“CEO of Myself” is a Brazilian animated musical short that follows João, a young Black delivery rider who believes he is the “entrepreneur of himself.” Every morning at 5 a.m., armed with watery coffee and a bright orange jacket, he turns the streets of São Paulo into his personal stage, singing about hustle, mindset and self-improvement as if he were the CEO of a one-man company.
Through stylised, theatre-like musical numbers – from rain turning into blue cellophane confetti to cabaret-style policemen dancing under red and blue spotlights – the film embraces the seductive language of meritocracy that surrounds gig-economy workers. Every setback is reframed as “resilience training,” every staircase as “cardio included,” every police stop as “networking” to build a “curriculum in police reports.”
In a quiet, realistic interlude on a highway overpass, João’s friend Jair gently questions this worldview, reminding him that potholes, rain and police do not disappear with “positive thinking.” João, however, clings to the belief that if he just rides harder, one day it will all “turn around.” When a routine night delivery ends in a violent police shooting, the musical spectacle collapses: João lies on the wet asphalt, covered in confetti and siren light, singing a final choro-like lament in which he blames himself for the bullet he took.
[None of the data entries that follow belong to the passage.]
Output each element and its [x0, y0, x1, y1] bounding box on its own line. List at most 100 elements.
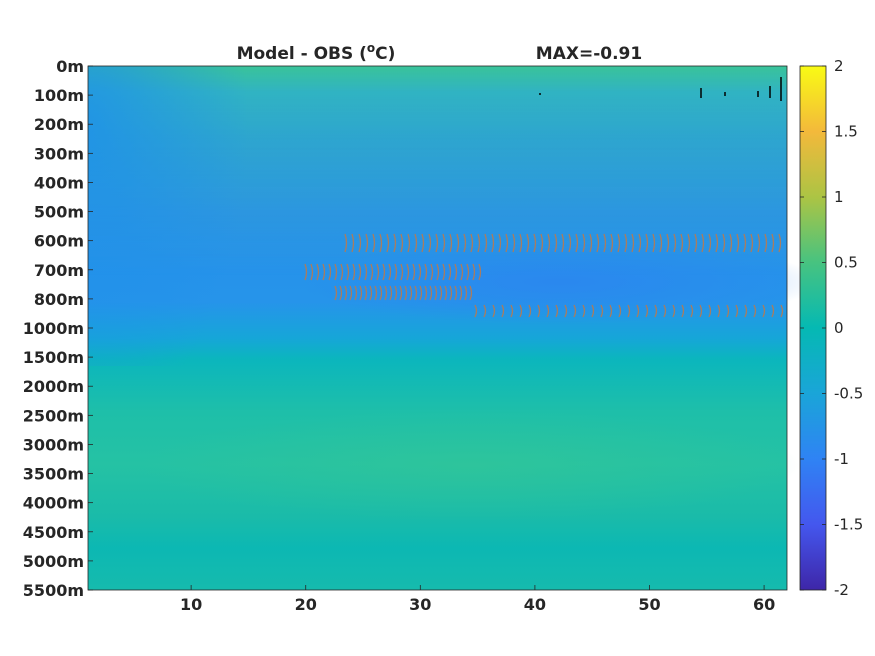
- contour-segment: [582, 233, 586, 253]
- contour-segment: [546, 304, 550, 318]
- contour-segment: [339, 285, 343, 301]
- contour-segment: [744, 304, 748, 318]
- colorbar-ticks: 2 1.5 1 0.5 0 -0.5 -1 -1.5 -2: [800, 57, 863, 599]
- contour-lines: [304, 77, 784, 318]
- contour-segment: [564, 304, 568, 318]
- contour-segment: [591, 304, 595, 318]
- contour-segment: [582, 304, 586, 318]
- colorbar-tick-label: 2: [834, 57, 844, 75]
- contour-segment: [418, 263, 422, 281]
- contour-segment: [376, 263, 380, 281]
- contour-segment: [379, 285, 383, 301]
- contour-segment: [436, 263, 440, 281]
- contour-segment: [512, 233, 516, 253]
- deep-warm-region: [140, 410, 800, 520]
- colorbar-tick-label: 0: [834, 319, 844, 337]
- contour-segment: [780, 304, 784, 318]
- contour-segment: [442, 263, 446, 281]
- contour-segment: [673, 233, 677, 253]
- heatmap-plot-area: [87, 65, 820, 591]
- contour-segment: [736, 233, 740, 253]
- contour-segment: [519, 304, 523, 318]
- y-tick-label: 100m: [34, 86, 84, 105]
- contour-segment: [610, 233, 614, 253]
- contour-segment: [359, 285, 363, 301]
- contour-segment: [421, 233, 425, 253]
- colorbar-tick-label: -2: [834, 581, 849, 599]
- contour-segment: [365, 233, 369, 253]
- contour-segment: [762, 304, 766, 318]
- contour-segment: [636, 304, 640, 318]
- contour-segment: [708, 233, 712, 253]
- contour-segment: [540, 233, 544, 253]
- contour-segment: [386, 233, 390, 253]
- contour-segment: [400, 263, 404, 281]
- contour-segment: [406, 263, 410, 281]
- contour-segment: [449, 233, 453, 253]
- contour-segment: [379, 233, 383, 253]
- contour-segment: [753, 304, 757, 318]
- contour-segment: [519, 233, 523, 253]
- contour-segment: [690, 304, 694, 318]
- colorbar-tick-label: 1: [834, 188, 844, 206]
- contour-segment: [466, 263, 470, 281]
- contour-segment: [555, 304, 559, 318]
- contour-segment: [358, 233, 362, 253]
- contour-segment: [370, 263, 374, 281]
- contour-segment: [561, 233, 565, 253]
- contour-segment: [472, 263, 476, 281]
- contour-segment: [681, 304, 685, 318]
- contour-segment: [400, 233, 404, 253]
- contour-segment: [358, 263, 362, 281]
- colorbar-tick-label: -0.5: [834, 385, 863, 403]
- y-tick-label: 400m: [34, 173, 84, 192]
- x-tick-label: 30: [409, 595, 431, 614]
- contour-segment: [364, 285, 368, 301]
- contour-segment: [340, 263, 344, 281]
- y-tick-label: 1500m: [23, 348, 84, 367]
- contour-segment: [666, 233, 670, 253]
- contour-segment: [526, 233, 530, 253]
- contour-segment: [717, 304, 721, 318]
- contour-segment: [491, 233, 495, 253]
- y-tick-label: 500m: [34, 203, 84, 222]
- contour-segment: [434, 285, 438, 301]
- contour-segment: [394, 263, 398, 281]
- contour-segment: [407, 233, 411, 253]
- contour-segment: [456, 233, 460, 253]
- contour-segment: [672, 304, 676, 318]
- contour-segment: [310, 263, 314, 281]
- contour-segment: [729, 233, 733, 253]
- contour-segment: [351, 233, 355, 253]
- y-tick-label: 5000m: [23, 552, 84, 571]
- contour-segment: [631, 233, 635, 253]
- contour-segment: [334, 285, 338, 301]
- y-tick-label: 5500m: [23, 581, 84, 600]
- contour-segment: [505, 233, 509, 253]
- contour-segment: [645, 304, 649, 318]
- x-tick-label: 40: [524, 595, 546, 614]
- contour-segment: [735, 304, 739, 318]
- max-annotation: MAX=-0.91: [536, 44, 642, 64]
- contour-segment: [412, 263, 416, 281]
- contour-segment: [554, 233, 558, 253]
- contour-segment: [477, 233, 481, 253]
- y-tick-label: 2000m: [23, 377, 84, 396]
- contour-segment: [722, 233, 726, 253]
- y-tick-label: 600m: [34, 232, 84, 251]
- x-tick-label: 60: [753, 595, 775, 614]
- chart-title: Model - OBS (oC): [237, 41, 396, 64]
- contour-segment: [470, 233, 474, 253]
- contour-segment: [414, 233, 418, 253]
- colorbar-tick-label: 0.5: [834, 254, 858, 272]
- contour-segment: [589, 233, 593, 253]
- y-tick-label: 2500m: [23, 406, 84, 425]
- contour-segment: [469, 285, 473, 301]
- y-axis: 0m 100m 200m 300m 400m 500m 600m 700m 800m 1000m 1…: [23, 57, 93, 600]
- contour-segment: [334, 263, 338, 281]
- contour-segment: [304, 263, 308, 281]
- contour-segment: [393, 233, 397, 253]
- contour-segment: [645, 233, 649, 253]
- contour-segment: [414, 285, 418, 301]
- contour-segment: [430, 263, 434, 281]
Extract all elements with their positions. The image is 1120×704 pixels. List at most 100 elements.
Blending satirical song, expressionist sets and documentary-like moments, “CEO of Myself” reflects on the psychological cost of the “be your own boss” narrative in a country marked by racism, inequality and police violence. Created entirely from AI-generated images and voices, the film uses new digital tools to question an old promise: in a system built on structural injustice, how free can you really be when you are “your own company”?